Kentucky is building a lunar spacecraft. "Lunar IceCube" has won a coveted spot as a payload on the first launch of NASA's new 38-story deep space rocket, Space Launch System, or SLS, in 2018.
Often referred to as "cubesats" and flown in low Earth orbit, the use of tiny spacecraft like Lunar IceCube in deep space is a brand new development. Missions to destinations elsewhere in the solar system are now on being planned to take advantage of their small size and rapidly growing technical and scientific sophistication.
Lunar IceCube has won a coveted slot as one of 12 diminutive secondary payloads to deploy during the first planned flight in 2018 of NASA’s next-generation Space Launch System (SLS) and the second for its Orion Multi-Purpose Crew Vehicle — an event that scientists say will signal a paradigm shift in interplanetary science.

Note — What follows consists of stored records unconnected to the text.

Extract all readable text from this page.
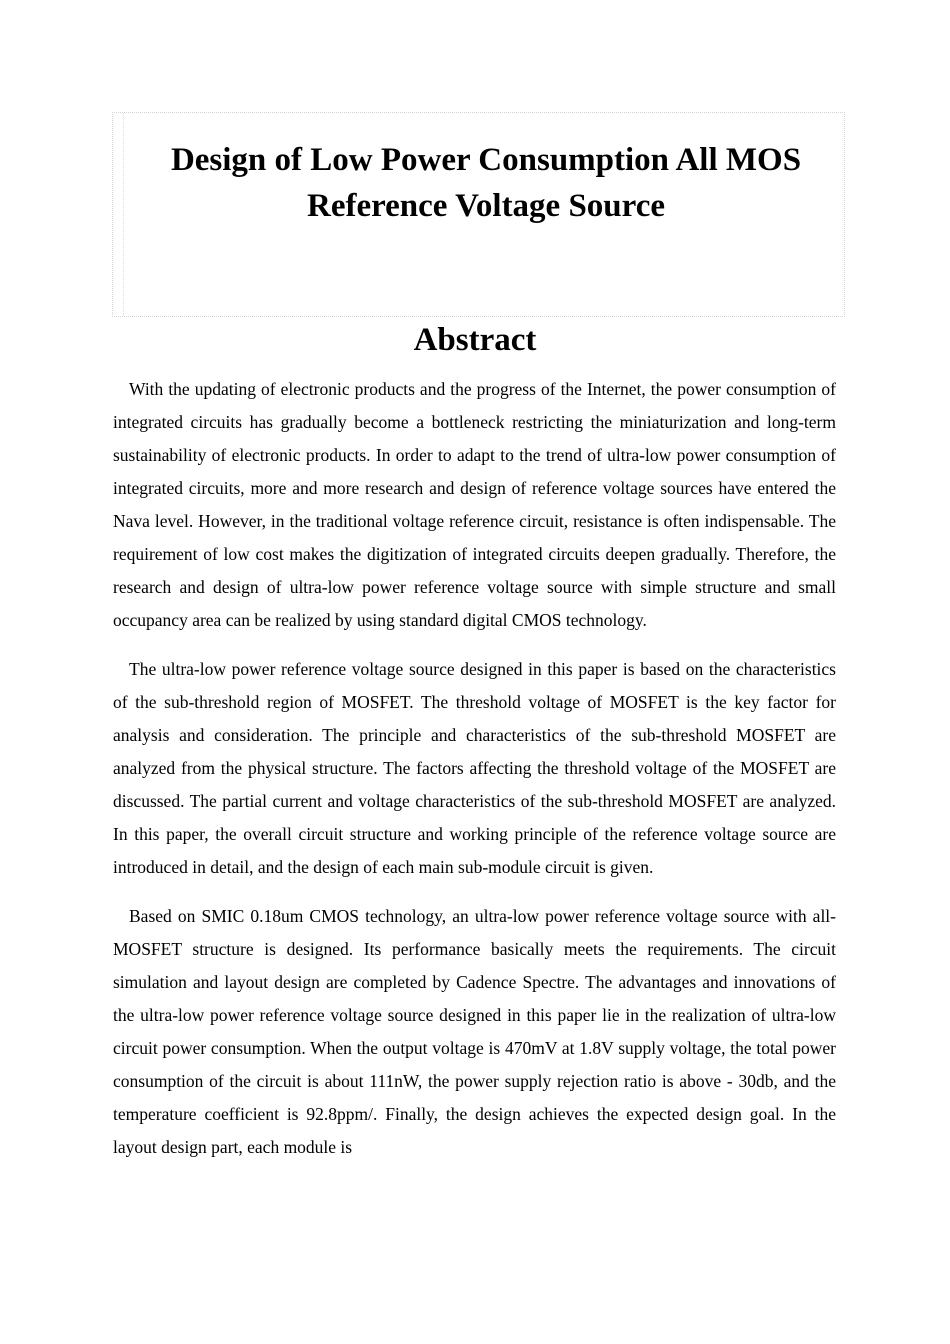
Design of Low Power Consumption All MOS Reference Voltage Source
Abstract

With the updating of electronic products and the progress of the Internet, the power consumption of integrated circuits has gradually become a bottleneck restricting the miniaturization and long-term sustainability of electronic products. In order to adapt to the trend of ultra-low power consumption of integrated circuits, more and more research and design of reference voltage sources have entered the Nava level. However, in the traditional voltage reference circuit, resistance is often indispensable. The requirement of low cost makes the digitization of integrated circuits deepen gradually. Therefore, the research and design of ultra-low power reference voltage source with simple structure and small occupancy area can be realized by using standard digital CMOS technology.

The ultra-low power reference voltage source designed in this paper is based on the characteristics of the sub-threshold region of MOSFET. The threshold voltage of MOSFET is the key factor for analysis and consideration. The principle and characteristics of the sub-threshold MOSFET are analyzed from the physical structure. The factors affecting the threshold voltage of the MOSFET are discussed. The partial current and voltage characteristics of the sub-threshold MOSFET are analyzed. In this paper, the overall circuit structure and working principle of the reference voltage source are introduced in detail, and the design of each main sub-module circuit is given.

Based on SMIC 0.18um CMOS technology, an ultra-low power reference voltage source with all-MOSFET structure is designed. Its performance basically meets the requirements. The circuit simulation and layout design are completed by Cadence Spectre. The advantages and innovations of the ultra-low power reference voltage source designed in this paper lie in the realization of ultra-low circuit power consumption. When the output voltage is 470mV at 1.8V supply voltage, the total power consumption of the circuit is about 111nW, the power supply rejection ratio is above - 30db, and the temperature coefficient is 92.8ppm/. Finally, the design achieves the expected design goal. In the layout design part, each module is
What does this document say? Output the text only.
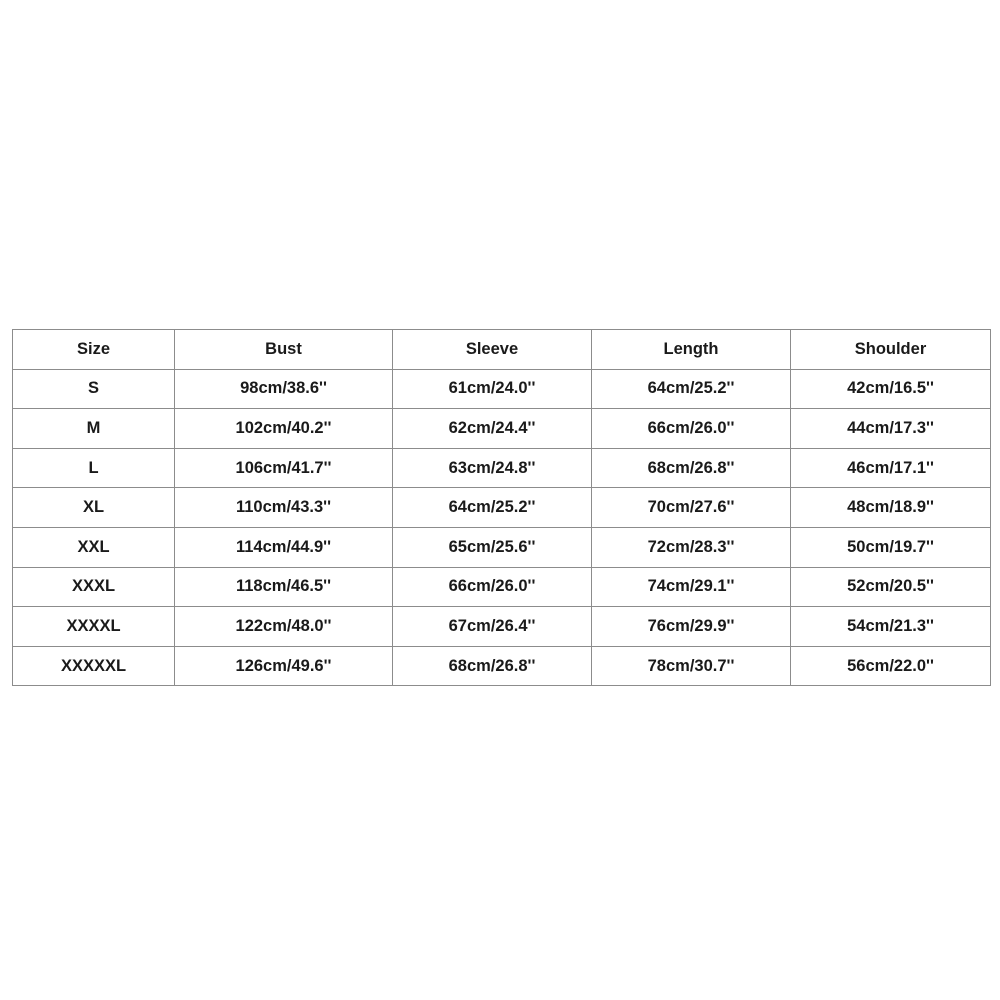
Size	Bust	Sleeve	Length	Shoulder
S	98cm/38.6''	61cm/24.0''	64cm/25.2''	42cm/16.5''
M	102cm/40.2''	62cm/24.4''	66cm/26.0''	44cm/17.3''
L	106cm/41.7''	63cm/24.8''	68cm/26.8''	46cm/17.1''
XL	110cm/43.3''	64cm/25.2''	70cm/27.6''	48cm/18.9''
XXL	114cm/44.9''	65cm/25.6''	72cm/28.3''	50cm/19.7''
XXXL	118cm/46.5''	66cm/26.0''	74cm/29.1''	52cm/20.5''
XXXXL	122cm/48.0''	67cm/26.4''	76cm/29.9''	54cm/21.3''
XXXXXL	126cm/49.6''	68cm/26.8''	78cm/30.7''	56cm/22.0''
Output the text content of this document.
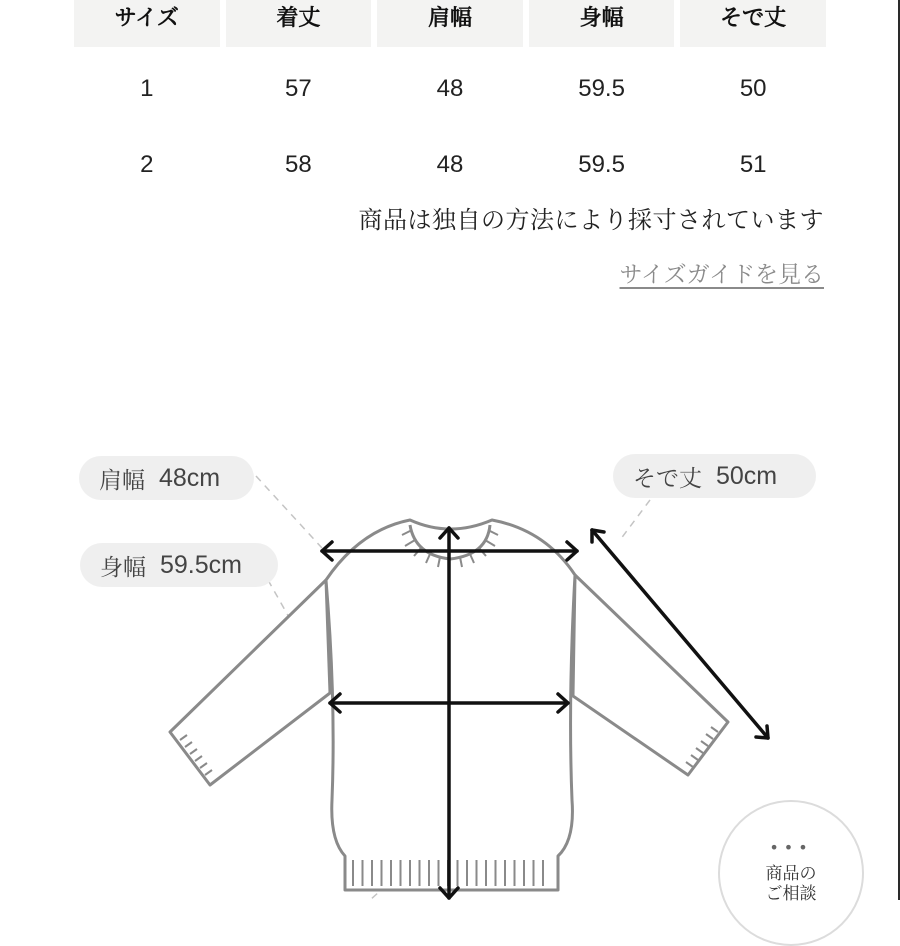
サイズ	着丈	肩幅	身幅	そで丈
1	57	48	59.5	50
2	58	48	59.5	51
商品は独自の方法により採寸されています
サイズガイドを見る
肩幅 48cm
身幅 59.5cm
そで丈 50cm
•••
商品の
ご相談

Morehead State University in Kentucky is leading the six-unit (6-U) CubeSat mission....
The craft will prospect for lunar volatiles and water during its six months in lunar orbit. Morehead State University will track the craft using its 21 meter steerable radio dish (pictured above) located on campus, just outside the university's new Space Science Center.
Morehead will work with partners at Goddard Space Flight Center in Greenbelt, Maryland, and the Massachusetts-based Busek Company.
Thanks to organizations like Kentucky Space, its commercial spinoff, Space Tango, and the Exomedicine Institute, Kentucky has attracted attention for its fast developing expertise in cubesats. Morehead State University has been crucial to those efforts.